Jordan Casteel: In high school, I got put in a drawing class that terrified me. I thought it was going to ruin my GPA. But I found that I really loved being in the studio and drawing. I would pull pictures of my family from photo albums and then replicate those pictures as drawings. By the time I got to college, I was doing little cartoon portraits of my friends for their dorm room doors. My junior year, I studied abroad in Italy and started painting portraits of the groundskeeping staff and my classmates. Through graduate school, I just kept coming back to the human form.

SA: What do you hope to learn by painting portraits?

JC: Portrait painting is an opportunity for me to slow down and really investigate and engage with the person and their environment. I can get out of my head and my assumptions about who I’m painting and really get into the nuance of what makes that person who they are. It could be the subtlety of the way they hold their hands, or it could be the environment that I capture them in. It’s different than just taking a photograph.

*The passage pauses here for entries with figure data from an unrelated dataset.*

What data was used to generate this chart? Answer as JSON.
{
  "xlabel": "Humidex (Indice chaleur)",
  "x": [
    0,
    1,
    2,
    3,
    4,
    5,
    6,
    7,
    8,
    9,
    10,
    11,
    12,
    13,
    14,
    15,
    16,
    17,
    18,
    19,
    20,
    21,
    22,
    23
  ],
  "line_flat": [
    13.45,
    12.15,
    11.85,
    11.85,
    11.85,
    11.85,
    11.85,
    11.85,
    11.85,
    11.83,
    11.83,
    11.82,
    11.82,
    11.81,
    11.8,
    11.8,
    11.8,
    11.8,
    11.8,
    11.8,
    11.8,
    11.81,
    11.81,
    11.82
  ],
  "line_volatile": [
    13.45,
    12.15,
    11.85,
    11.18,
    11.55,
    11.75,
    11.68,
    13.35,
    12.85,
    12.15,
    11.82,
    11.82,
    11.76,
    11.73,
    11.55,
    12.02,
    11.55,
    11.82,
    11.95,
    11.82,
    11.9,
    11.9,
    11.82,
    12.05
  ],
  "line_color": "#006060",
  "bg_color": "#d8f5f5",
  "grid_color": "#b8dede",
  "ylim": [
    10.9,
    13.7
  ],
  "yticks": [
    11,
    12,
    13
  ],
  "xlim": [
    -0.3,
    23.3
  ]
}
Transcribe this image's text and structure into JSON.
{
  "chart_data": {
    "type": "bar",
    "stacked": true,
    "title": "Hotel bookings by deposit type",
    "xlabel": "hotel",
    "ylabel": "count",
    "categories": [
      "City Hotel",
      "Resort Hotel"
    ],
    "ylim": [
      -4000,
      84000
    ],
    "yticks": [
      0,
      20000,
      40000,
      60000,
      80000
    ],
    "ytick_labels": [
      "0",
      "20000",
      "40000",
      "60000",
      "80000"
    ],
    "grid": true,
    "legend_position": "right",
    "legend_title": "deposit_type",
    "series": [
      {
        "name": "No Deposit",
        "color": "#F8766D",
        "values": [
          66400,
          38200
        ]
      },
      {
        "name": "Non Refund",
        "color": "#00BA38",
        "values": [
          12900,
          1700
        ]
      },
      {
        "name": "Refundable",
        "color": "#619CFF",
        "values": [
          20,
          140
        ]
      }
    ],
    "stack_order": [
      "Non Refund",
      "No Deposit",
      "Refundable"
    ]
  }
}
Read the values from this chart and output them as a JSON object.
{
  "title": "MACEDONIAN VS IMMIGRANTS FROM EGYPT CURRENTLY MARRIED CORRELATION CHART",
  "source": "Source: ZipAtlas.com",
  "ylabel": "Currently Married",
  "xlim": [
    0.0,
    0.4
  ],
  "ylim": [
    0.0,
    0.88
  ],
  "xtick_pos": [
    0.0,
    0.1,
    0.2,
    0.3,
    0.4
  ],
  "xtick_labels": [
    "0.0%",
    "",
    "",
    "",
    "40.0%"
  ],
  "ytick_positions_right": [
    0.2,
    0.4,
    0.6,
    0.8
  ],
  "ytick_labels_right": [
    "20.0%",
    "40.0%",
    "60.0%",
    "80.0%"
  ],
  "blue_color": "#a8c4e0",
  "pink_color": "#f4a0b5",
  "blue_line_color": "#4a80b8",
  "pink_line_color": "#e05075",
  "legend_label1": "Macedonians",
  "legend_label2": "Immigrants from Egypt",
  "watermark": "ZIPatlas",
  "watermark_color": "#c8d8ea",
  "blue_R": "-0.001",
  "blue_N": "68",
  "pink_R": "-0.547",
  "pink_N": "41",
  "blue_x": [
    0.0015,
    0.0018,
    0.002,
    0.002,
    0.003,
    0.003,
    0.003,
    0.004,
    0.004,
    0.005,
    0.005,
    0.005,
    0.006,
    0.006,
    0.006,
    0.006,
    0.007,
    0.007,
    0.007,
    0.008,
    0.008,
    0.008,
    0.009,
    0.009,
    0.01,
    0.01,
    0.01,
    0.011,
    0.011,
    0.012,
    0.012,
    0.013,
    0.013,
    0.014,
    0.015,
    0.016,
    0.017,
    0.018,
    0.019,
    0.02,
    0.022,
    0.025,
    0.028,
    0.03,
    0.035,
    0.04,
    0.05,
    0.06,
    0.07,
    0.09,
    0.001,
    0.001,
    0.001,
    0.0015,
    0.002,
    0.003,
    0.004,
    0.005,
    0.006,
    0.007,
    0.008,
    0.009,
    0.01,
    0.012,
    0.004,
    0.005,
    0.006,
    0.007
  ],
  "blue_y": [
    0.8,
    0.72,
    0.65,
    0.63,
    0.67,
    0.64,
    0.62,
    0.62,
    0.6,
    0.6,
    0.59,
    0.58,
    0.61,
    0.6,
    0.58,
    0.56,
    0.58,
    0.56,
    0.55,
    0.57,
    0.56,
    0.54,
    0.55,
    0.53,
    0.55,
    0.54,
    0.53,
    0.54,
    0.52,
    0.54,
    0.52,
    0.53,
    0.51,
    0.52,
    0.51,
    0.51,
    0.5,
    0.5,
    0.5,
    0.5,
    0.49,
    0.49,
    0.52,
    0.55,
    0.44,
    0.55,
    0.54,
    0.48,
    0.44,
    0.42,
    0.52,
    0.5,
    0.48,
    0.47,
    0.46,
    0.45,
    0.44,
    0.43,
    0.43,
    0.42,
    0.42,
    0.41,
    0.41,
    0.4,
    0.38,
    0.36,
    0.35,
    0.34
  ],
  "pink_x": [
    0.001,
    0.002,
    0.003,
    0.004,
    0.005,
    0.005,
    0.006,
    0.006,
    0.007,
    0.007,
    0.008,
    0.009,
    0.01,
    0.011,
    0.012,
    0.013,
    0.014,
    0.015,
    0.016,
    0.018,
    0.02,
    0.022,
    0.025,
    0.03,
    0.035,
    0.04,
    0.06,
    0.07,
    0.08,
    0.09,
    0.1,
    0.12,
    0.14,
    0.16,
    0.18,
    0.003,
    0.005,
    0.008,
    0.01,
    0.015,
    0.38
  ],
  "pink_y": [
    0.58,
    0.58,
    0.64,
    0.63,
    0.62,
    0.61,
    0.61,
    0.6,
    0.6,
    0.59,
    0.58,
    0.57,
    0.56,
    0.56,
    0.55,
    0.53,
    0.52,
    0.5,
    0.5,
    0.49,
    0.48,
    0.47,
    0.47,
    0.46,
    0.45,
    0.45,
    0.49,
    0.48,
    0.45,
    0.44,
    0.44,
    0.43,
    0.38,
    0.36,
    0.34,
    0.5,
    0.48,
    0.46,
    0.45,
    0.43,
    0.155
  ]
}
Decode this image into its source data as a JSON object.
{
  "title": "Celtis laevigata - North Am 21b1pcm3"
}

SA: How do you think about color?

JC: My process begins with a tool called Color-aids, which are basically expensive paint chips. I use them to determine the colors in a painting. I throw hundreds of them on the floor, and I just begin to play. I pick up one color that captures the energy of the person I’m getting ready to paint. That first color goes on the background as a wash. It becomes a source of light for the painting. Once I’ve made that initial decision, I begin to pick out the rest of the colors. I put the Color-aids on the wall next to the canvas I’m working on, using them as a guide. It all comes together much more easily when I’ve prepared myself for the moments when real freedom can exist—when I’m actually painting.

Jordan Casteel, Lean, 2018. Oil on canvas. 72 x 56" / 182.88 x 142.24cm. Photo: Jason Wyche. ©Jordan Casteel/Courtesy of the artist and Casey Kaplan, New York.

What do you interpret about the figures in this portrait? Does it matter that you can’t see their faces?

SA: In a painting like Lean, above, which takes place on the New York City subway, why do you choose not to include the subjects’ faces?

JC: It is the only circumstance in my practice where the gaze is not direct, because I am not directly engaging with them. I use my cell phone to capture a moment when someone has captured my attention. It’s about seeing and being seen. The engagement is just different than in my big portraits, where they’re all people I know and have asked to participate in the process. [In the subway paintings,] I’m interested in color, composition, and the subtlety of how people carry themselves.

Jordan Casteel, Yvonne and James II, 2021. Oil on canvas. 90 x 78" / 228.6 x 198.12cm. Photo: Jason Wyche. ©Jordan Casteel/Courtesy of the artist and Casey Kaplan, New York.

What narrative do you think Casteel presents in this painting? What clues does she offer?

SA: What advice do you have for aspiring young artists?

JS: Always apply for everything. Even a rejection brings you one step closer to your goal. The number of times that I thought I wasn’t good enough and didn’t throw my hat in the ring for opportunities is something that I deeply regret. The times that changed my life or got me closer to my dreams have been when I took a leap of faith and had to trust that either something would rise up to meet me or that I would learn to fly.